TRIESTE – La rete ferroviaria slovena attraversa mesi difficili e le conseguenze si riflettono in modo diretto sul porto di Capodistria.

Maersk e Metrans hanno segnalato nei giorni scorsi come i lavori di ammodernamento e alcuni imprevisti stiano riducendo la capacità e la regolarità dei collegamenti ferroviari, con effetti significativi sull’operatività dei terminal.

Il quadro è determinato da un programma di cantieri che si protrarrà per anni e che, solo nel 2025, comporta chiusure prolungate su tratte chiave. Tra queste, la linea Lubiana–Sesana-Capodistria, principale collegamento ferroviario con lo scalo, chiusa per un mese nel tratto Divaccia–Gornje Ležeče e con un solo binario operativo tra Verd e Logatec fino a dicembre. A queste limitazioni si aggiungono i lavori di ricostruzione delle stazioni di Jesenice e Lubiana, che ridurranno sensibilmente la capacità complessiva della rete, in alcuni casi fino al 50%.

Alle difficoltà pianificate si sommano gli imprevisti. Lo scorso 29 agosto un’allagamento ha interrotto per quasi nove ore la linea Capodistria–Hrpelje Kozina, costringendo a cancellare ulteriori treni.

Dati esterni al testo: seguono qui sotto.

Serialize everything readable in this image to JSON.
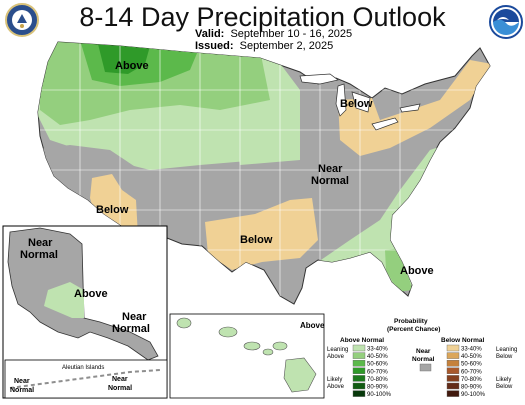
{
  "title": "8-14 Day Precipitation Outlook",
  "valid_label": "Valid:",
  "valid_value": "September 10 - 16, 2025",
  "issued_label": "Issued:",
  "issued_value": "September 2, 2025",
  "logos": {
    "left": "doc-seal-icon",
    "right": "noaa-logo-icon"
  },
  "colors": {
    "above_33_40": "#bfe3b0",
    "above_40_50": "#94cf7e",
    "above_50_60": "#5cb94b",
    "above_60_70": "#2f9a29",
    "above_70_80": "#1d7a1d",
    "above_80_90": "#115b12",
    "above_90_100": "#07380a",
    "near_normal": "#a6a6a6",
    "below_33_40": "#f0d195",
    "below_40_50": "#dba65a",
    "below_50_60": "#c5813c",
    "below_60_70": "#a9592c",
    "below_70_80": "#85401f",
    "below_80_90": "#632c18",
    "below_90_100": "#41190d",
    "state_lines": "#ffffff",
    "coast": "#333333"
  },
  "map_labels": {
    "above_nw": "Above",
    "below_mi": "Below",
    "near_normal_1": "Near",
    "near_normal_2": "Normal",
    "below_sw": "Below",
    "below_tx": "Below",
    "above_fl": "Above",
    "ak_near_1": "Near",
    "ak_near_2": "Normal",
    "ak_above": "Above",
    "ak_se_near_1": "Near",
    "ak_se_near_2": "Normal",
    "aleutian_title": "Aleutian Islands",
    "aleut_near_1_a": "Near",
    "aleut_near_1_b": "Normal",
    "aleut_near_2_a": "Near",
    "aleut_near_2_b": "Normal",
    "hawaii_above": "Above"
  },
  "legend": {
    "title_1": "Probability",
    "title_2": "(Percent Chance)",
    "above_header": "Above Normal",
    "near_header_1": "Near",
    "near_header_2": "Normal",
    "below_header": "Below Normal",
    "above_bins": [
      "33-40%",
      "40-50%",
      "50-60%",
      "60-70%",
      "70-80%",
      "80-90%",
      "90-100%"
    ],
    "below_bins": [
      "33-40%",
      "40-50%",
      "50-60%",
      "60-70%",
      "70-80%",
      "80-90%",
      "90-100%"
    ],
    "leaning_above_1": "Leaning",
    "leaning_above_2": "Above",
    "likely_above_1": "Likely",
    "likely_above_2": "Above",
    "leaning_below_1": "Leaning",
    "leaning_below_2": "Below",
    "likely_below_1": "Likely",
    "likely_below_2": "Below"
  }
}
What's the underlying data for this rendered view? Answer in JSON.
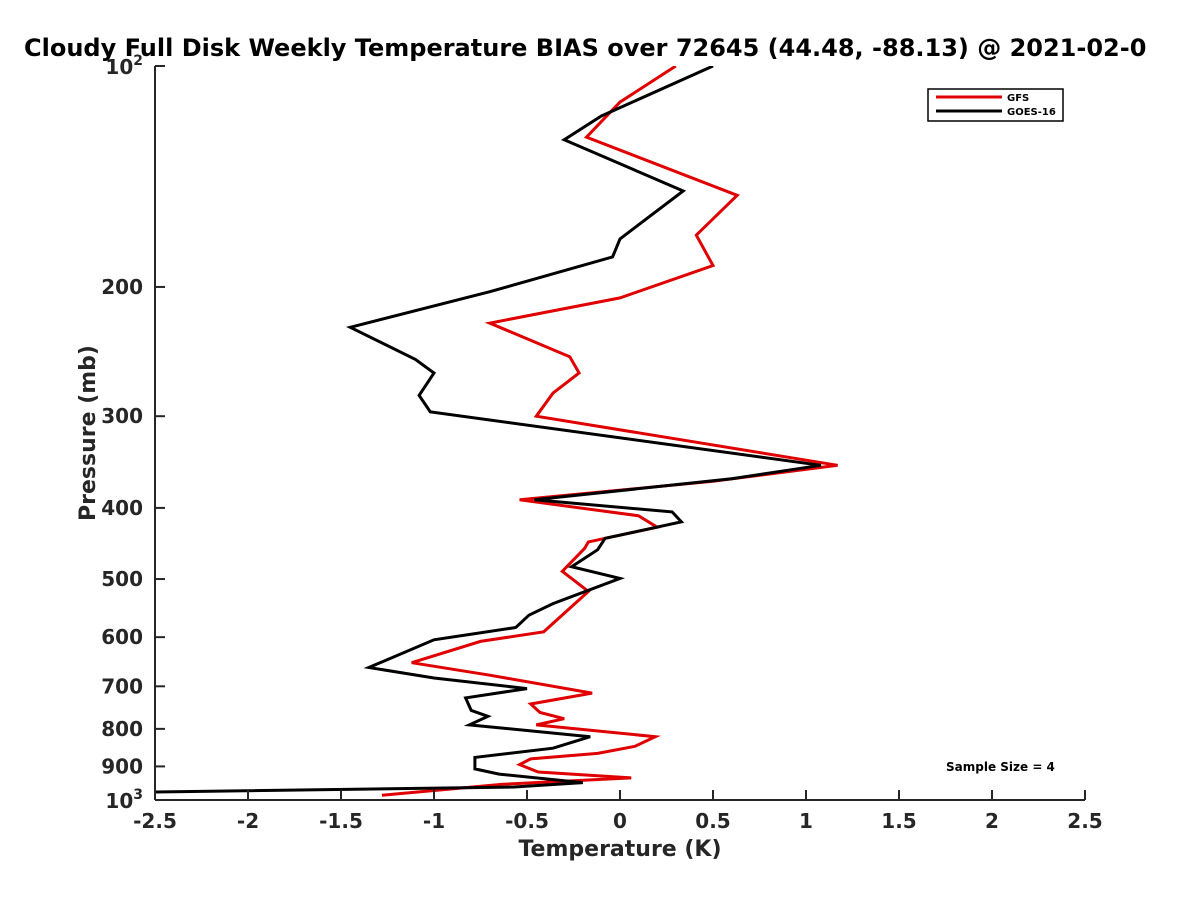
{
  "chart_data": {
    "type": "line",
    "title": "Cloudy Full Disk Weekly Temperature BIAS over 72645 (44.48, -88.13) @ 2021-02-0",
    "xlabel": "Temperature (K)",
    "ylabel": "Pressure (mb)",
    "xlim": [
      -2.5,
      2.5
    ],
    "ylim": [
      100,
      1000
    ],
    "y_scale": "log",
    "y_reversed": true,
    "grid": false,
    "legend_position": "top-right",
    "x_ticks": [
      -2.5,
      -2,
      -1.5,
      -1,
      -0.5,
      0,
      0.5,
      1,
      1.5,
      2,
      2.5
    ],
    "x_tick_labels": [
      "-2.5",
      "-2",
      "-1.5",
      "-1",
      "-0.5",
      "0",
      "0.5",
      "1",
      "1.5",
      "2",
      "2.5"
    ],
    "y_ticks": [
      200,
      300,
      400,
      500,
      600,
      700,
      800,
      900
    ],
    "y_tick_labels": [
      "200",
      "300",
      "400",
      "500",
      "600",
      "700",
      "800",
      "900"
    ],
    "y_endpoint_labels": [
      {
        "value": 100,
        "base": "10",
        "exp": "2"
      },
      {
        "value": 1000,
        "base": "10",
        "exp": "3"
      }
    ],
    "annotation": "Sample Size = 4",
    "series": [
      {
        "name": "GFS",
        "color": "#e00000",
        "points": [
          [
            0.3,
            100
          ],
          [
            0.0,
            112
          ],
          [
            -0.18,
            125
          ],
          [
            0.63,
            150
          ],
          [
            0.41,
            170
          ],
          [
            0.5,
            187
          ],
          [
            0.0,
            207
          ],
          [
            -0.7,
            224
          ],
          [
            -0.27,
            249
          ],
          [
            -0.22,
            262
          ],
          [
            -0.36,
            279
          ],
          [
            -0.45,
            300
          ],
          [
            1.17,
            350
          ],
          [
            0.5,
            368
          ],
          [
            -0.54,
            390
          ],
          [
            0.1,
            410
          ],
          [
            0.2,
            425
          ],
          [
            -0.17,
            445
          ],
          [
            -0.19,
            454
          ],
          [
            -0.31,
            488
          ],
          [
            -0.17,
            520
          ],
          [
            -0.41,
            590
          ],
          [
            -0.75,
            608
          ],
          [
            -1.12,
            650
          ],
          [
            -0.7,
            676
          ],
          [
            -0.15,
            715
          ],
          [
            -0.48,
            740
          ],
          [
            -0.43,
            760
          ],
          [
            -0.3,
            775
          ],
          [
            -0.45,
            790
          ],
          [
            0.19,
            820
          ],
          [
            0.08,
            845
          ],
          [
            -0.12,
            864
          ],
          [
            -0.48,
            879
          ],
          [
            -0.54,
            895
          ],
          [
            -0.44,
            916
          ],
          [
            0.06,
            933
          ],
          [
            -0.63,
            952
          ],
          [
            -1.28,
            985
          ]
        ]
      },
      {
        "name": "GOES-16",
        "color": "#000000",
        "points": [
          [
            0.5,
            100
          ],
          [
            -0.1,
            117
          ],
          [
            -0.3,
            126
          ],
          [
            0.34,
            148
          ],
          [
            0.0,
            172
          ],
          [
            -0.04,
            182
          ],
          [
            -0.7,
            203
          ],
          [
            -1.45,
            227
          ],
          [
            -1.1,
            251
          ],
          [
            -1.0,
            262
          ],
          [
            -1.08,
            281
          ],
          [
            -1.02,
            296
          ],
          [
            1.08,
            350
          ],
          [
            0.6,
            365
          ],
          [
            -0.46,
            390
          ],
          [
            0.28,
            405
          ],
          [
            0.33,
            418
          ],
          [
            -0.08,
            440
          ],
          [
            -0.12,
            456
          ],
          [
            -0.26,
            481
          ],
          [
            0.0,
            499
          ],
          [
            -0.36,
            540
          ],
          [
            -0.49,
            560
          ],
          [
            -0.56,
            582
          ],
          [
            -1.0,
            605
          ],
          [
            -1.35,
            660
          ],
          [
            -1.0,
            682
          ],
          [
            -0.5,
            705
          ],
          [
            -0.83,
            726
          ],
          [
            -0.8,
            755
          ],
          [
            -0.71,
            769
          ],
          [
            -0.81,
            790
          ],
          [
            -0.16,
            820
          ],
          [
            -0.36,
            850
          ],
          [
            -0.78,
            875
          ],
          [
            -0.78,
            907
          ],
          [
            -0.65,
            922
          ],
          [
            -0.2,
            947
          ],
          [
            -0.57,
            960
          ],
          [
            -2.6,
            976
          ]
        ]
      }
    ]
  }
}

Le corse sono poi riprese, ma in misura ridotta, con inevitabili conseguenze sulla fluidità dei traffici.

Il porto di Capodistria, nel frattempo, registra una congestione (anche a causa dell’aumento dei traffici) già segnalata nei mesi scorsi e mantiene restrizioni sull’accettazione dei container in esportazione. Le società che operano nel trasporto ferroviario stanno cercando soluzioni alternative, ma i margini restano limitati: frequenze ridotte, pianificazione complicata e ritardi nelle consegne sono ormai la normalità.

Gli operatori logistici coinvolti ribadiscono il loro impegno a contenere l’impatto della situazione e a coordinarsi con terminal e gestori ferroviari, ma la prospettiva è quella di mesi ancora complessi per l’intera catena logistica che gravita sullo scalo sloveno.